Distanzieren Sie sich von kränkenden Menschen
Müssen Sie sich Tag für Tag Kritik von einem Menschen in Ihrem Umfeld anhören, schützen Sie sich selbst, indem Sie die gemeinsame Zeit soweit wie möglich einschränken oder den Kontakt abbrechen. Dies mag besonders schwierig sein, wenn es sich um den Partner oder Chef handelt, doch vor allem bei Narzissten kann manchmal auch Trennung/Kündigung eine Lösung sein, um keine psychischen und körperlichen Schäden davonzutragen. Zum Thema Narzissmus und wie man mit narzisstischen Mitmenschen umgeht, finden Sie im nachfolgenden Link Empfehlungen: So sollten Sie einem Narzisst entgegentreten.

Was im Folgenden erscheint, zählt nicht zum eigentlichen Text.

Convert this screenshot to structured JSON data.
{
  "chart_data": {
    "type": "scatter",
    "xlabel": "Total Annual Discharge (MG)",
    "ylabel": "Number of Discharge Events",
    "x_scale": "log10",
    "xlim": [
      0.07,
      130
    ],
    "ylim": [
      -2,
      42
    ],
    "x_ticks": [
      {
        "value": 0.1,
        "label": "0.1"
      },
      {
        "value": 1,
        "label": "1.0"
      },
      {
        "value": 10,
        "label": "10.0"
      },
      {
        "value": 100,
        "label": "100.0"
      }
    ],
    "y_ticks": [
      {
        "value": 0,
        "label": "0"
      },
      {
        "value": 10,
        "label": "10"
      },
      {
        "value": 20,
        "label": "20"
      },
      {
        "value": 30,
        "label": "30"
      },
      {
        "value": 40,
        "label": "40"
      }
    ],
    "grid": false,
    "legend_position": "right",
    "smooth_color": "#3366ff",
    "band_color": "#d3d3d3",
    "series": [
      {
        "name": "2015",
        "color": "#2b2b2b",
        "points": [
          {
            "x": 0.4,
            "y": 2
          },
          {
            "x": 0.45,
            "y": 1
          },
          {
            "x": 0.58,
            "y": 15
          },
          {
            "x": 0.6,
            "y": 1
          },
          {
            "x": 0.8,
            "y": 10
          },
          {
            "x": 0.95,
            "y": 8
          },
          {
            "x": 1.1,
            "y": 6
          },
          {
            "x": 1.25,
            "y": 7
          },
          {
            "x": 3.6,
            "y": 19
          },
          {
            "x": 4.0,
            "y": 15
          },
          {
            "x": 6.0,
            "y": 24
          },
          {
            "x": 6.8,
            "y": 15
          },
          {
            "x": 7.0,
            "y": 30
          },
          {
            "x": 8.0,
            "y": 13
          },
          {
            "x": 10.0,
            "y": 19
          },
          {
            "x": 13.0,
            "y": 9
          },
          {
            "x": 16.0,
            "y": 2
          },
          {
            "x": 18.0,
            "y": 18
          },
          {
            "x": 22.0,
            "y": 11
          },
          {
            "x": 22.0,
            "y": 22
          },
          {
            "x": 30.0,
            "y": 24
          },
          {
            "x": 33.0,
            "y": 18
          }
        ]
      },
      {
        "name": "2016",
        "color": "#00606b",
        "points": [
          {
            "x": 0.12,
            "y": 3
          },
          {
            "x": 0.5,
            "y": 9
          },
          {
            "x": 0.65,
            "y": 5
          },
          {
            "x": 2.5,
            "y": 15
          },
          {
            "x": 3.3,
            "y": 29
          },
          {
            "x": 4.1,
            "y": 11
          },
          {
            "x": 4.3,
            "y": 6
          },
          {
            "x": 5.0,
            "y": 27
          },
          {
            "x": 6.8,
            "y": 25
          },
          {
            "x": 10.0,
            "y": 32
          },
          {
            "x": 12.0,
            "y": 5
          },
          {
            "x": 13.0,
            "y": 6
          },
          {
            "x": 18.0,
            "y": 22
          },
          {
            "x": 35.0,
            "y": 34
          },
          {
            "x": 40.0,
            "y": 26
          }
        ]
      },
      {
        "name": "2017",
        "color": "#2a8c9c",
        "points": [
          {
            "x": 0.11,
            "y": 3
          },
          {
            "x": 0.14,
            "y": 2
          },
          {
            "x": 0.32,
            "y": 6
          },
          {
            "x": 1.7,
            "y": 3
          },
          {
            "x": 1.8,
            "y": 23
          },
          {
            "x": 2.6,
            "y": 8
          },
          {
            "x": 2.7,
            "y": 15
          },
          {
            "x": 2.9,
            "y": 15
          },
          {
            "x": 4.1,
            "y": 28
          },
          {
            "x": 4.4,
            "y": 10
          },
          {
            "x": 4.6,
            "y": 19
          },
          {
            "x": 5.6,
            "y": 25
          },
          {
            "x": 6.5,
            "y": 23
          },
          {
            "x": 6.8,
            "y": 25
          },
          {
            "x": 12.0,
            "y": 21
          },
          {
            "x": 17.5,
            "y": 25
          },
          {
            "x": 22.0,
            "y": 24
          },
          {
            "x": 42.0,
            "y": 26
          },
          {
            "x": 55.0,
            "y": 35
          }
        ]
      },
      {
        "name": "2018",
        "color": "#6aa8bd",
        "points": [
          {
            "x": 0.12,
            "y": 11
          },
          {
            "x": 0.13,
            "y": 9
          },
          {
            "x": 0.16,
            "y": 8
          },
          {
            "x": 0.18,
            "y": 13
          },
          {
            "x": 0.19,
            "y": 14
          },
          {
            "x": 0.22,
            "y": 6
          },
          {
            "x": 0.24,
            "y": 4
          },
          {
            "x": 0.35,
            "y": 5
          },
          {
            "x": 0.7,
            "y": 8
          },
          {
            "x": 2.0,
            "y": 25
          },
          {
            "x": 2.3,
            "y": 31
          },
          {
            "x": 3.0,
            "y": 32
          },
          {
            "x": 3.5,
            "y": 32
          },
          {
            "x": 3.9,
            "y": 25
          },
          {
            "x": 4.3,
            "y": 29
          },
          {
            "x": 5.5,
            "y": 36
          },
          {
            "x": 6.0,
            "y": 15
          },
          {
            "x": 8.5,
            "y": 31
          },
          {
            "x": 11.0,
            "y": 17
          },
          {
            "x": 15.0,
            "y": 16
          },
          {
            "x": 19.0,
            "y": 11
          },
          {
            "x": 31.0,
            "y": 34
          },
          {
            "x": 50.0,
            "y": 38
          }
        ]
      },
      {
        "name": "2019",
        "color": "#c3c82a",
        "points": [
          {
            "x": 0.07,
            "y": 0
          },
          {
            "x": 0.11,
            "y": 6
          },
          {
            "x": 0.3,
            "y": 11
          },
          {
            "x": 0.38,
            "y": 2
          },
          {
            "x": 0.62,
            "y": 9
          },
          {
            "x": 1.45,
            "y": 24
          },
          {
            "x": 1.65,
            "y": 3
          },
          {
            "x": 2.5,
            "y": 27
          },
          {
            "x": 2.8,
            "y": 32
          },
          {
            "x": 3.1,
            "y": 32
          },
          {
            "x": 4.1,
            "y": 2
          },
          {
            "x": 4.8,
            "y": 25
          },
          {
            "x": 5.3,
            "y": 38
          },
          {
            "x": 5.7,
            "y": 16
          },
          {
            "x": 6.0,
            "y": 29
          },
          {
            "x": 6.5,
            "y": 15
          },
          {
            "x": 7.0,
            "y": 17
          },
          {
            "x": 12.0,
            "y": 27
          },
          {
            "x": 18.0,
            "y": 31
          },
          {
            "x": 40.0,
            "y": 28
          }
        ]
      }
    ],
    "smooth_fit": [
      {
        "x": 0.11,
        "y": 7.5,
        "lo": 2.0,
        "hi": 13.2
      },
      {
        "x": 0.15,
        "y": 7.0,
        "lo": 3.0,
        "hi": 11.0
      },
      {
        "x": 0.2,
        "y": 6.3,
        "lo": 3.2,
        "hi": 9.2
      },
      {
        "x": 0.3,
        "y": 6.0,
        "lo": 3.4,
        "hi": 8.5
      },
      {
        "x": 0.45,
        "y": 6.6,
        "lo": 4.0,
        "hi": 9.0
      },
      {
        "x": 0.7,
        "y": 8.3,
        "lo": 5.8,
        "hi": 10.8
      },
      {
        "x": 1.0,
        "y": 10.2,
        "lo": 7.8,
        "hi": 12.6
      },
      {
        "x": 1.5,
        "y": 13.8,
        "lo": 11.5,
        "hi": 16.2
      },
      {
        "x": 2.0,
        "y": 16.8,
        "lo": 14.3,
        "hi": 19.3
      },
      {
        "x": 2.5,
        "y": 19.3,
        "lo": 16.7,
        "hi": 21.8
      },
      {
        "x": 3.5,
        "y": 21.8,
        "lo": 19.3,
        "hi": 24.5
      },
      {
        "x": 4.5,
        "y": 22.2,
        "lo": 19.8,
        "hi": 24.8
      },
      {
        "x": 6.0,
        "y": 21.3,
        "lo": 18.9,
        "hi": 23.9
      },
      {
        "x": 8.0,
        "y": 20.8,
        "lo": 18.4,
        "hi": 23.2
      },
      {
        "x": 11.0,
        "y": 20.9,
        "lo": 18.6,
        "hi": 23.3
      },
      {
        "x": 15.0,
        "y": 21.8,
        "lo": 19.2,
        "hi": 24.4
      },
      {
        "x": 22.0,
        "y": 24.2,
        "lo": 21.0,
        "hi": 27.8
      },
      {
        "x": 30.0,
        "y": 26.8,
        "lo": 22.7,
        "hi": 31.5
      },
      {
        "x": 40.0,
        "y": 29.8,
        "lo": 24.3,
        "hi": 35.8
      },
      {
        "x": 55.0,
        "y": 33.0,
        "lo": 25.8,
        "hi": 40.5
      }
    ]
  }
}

Weitere Möglichkeiten zur Unterstützung bei Kränkungen
Neben der Auseinandersetzung auf psychischer Ebene kann es auch hilfreich sein, den Körper dabei zu unterstützen, besser mit Kränkungen zurechtzukommen.
Stärken Sie Ihr Immunsystem
Ständige Kritik und Kränkungen können zu chronischen Entzündungen im Immunsystem führen. Unterstützen Sie daher Ihr Immunsystem so gut wie möglich mit gesunder Ernährung, ausreichend Schlaf und Bewegung oder Entspannungsmethoden, um Stress abzubauen. Auch Waldspaziergänge und das bewusste Geniessen und Erleben der Natur (das sogenannte „ Waldbaden“) führt zur Stärkung des Immunsystems.
Lesen Sie über weitere Möglichkeiten in unserem Artikel So stärken Sie Ihr Immunsystem
Homöopathie bei Kränkungen
Sehr häufig wird bei Kränkungen das homöopathische Mittel Staphisagria empfohlen. Es ist geeignet für Beschwerden, die durch Ärger, Kränkung oder Kummer verursacht werden. Das können beispielsweise Bauch- und Magenbeschwerden oder Hautausschläge sein. Staphisagria-Patienten reagieren sehr empfindlich auf Beleidigungen und Kränkungen, sind sanftmütig und unterdrücken ihre Gefühle, die irgendwann durch heftige Wutausbrüche nach aussen treten.
Auch Natrium chloratum, Pulsatilla und Ignatia sind bei Menschen geeignet, die sehr empfindlich auf Kränkungen reagieren. Lac caninum hingegen kann helfen, wenn viel Kränkung und Demütigung in der Kindheit erfahren und sich selten zur Wehr gesetzt wurde ( 7 ) ( 8 ).
Bei der Selbstbehandlung wird empfohlen, die Potenz C12 zu verwenden. 2-3 Globuli können bis zu vier Mal am Tag eingenommen werden. Lassen Sie diese im Mund zergehen und essen und trinken Sie am besten 15 Minuten vor und nach der Einnahme nichts ( 9 ).